Another aspect of the novel I didn’t expect was the goodness of the characters. Joyride is filled with characters with the best intentions. The only character with malicious intent was Boyd and since he died in the beginning we didn’t get the opportunity for any more devious behavior. We’re left with characters getting helped along by the unassuming kindness of strangers and, while this is a hopeful take, it cannot help but feel inauthentic after so many situations that happen to resolve neatly and positively.

Travis Laurence Naught is giving us his version of a thriller in Joyride. I enjoyed how he paralleled the different stories and played them against one another; not just from a narrative standpoint, but also thematically.

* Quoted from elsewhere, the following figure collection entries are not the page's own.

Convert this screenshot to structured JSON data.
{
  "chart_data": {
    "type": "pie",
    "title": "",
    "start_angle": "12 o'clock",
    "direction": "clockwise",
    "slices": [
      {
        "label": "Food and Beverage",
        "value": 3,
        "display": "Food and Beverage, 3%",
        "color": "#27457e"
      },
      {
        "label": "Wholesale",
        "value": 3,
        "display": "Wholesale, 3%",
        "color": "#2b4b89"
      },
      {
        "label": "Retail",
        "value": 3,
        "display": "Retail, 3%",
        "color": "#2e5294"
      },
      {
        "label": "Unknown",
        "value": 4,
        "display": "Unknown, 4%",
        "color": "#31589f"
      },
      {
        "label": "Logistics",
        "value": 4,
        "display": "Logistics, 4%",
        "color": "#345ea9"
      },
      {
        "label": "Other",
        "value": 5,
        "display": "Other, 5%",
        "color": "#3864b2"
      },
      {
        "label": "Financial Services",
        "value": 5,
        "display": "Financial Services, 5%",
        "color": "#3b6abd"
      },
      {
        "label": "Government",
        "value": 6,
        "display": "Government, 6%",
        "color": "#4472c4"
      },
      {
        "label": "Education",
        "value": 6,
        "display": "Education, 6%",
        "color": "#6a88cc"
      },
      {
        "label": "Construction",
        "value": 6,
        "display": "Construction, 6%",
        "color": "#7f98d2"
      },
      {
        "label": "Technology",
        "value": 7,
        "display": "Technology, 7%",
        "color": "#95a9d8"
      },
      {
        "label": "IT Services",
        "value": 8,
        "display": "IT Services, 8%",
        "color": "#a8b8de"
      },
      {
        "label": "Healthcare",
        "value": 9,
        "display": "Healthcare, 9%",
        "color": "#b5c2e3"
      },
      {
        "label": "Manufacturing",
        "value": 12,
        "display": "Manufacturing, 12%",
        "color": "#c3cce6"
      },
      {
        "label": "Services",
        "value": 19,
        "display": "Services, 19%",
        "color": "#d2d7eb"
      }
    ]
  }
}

The beginning is promising—an examination of how socioeconomic differences shape how someone sees their world. When the story slows down, in the middle section, it felt like Naught had to work extra hard to get it going again for the end. With this he creates an ending that relies too heavily on coincidence to be truly fulfilling. While a less convenient ending would have undermined Naught’s tone of hopefulness, it may have added the authenticity I found wanting.




Joseph Edwin Haeger

Joseph Edwin Haeger is the author of Learn to Swim (University of Hell Press, 2015). His writing has appeared in The Pacific NW Inlander, RiverLit, Hippocampus Magazine, and others. He lives in Spokane, Washington with his wife and son.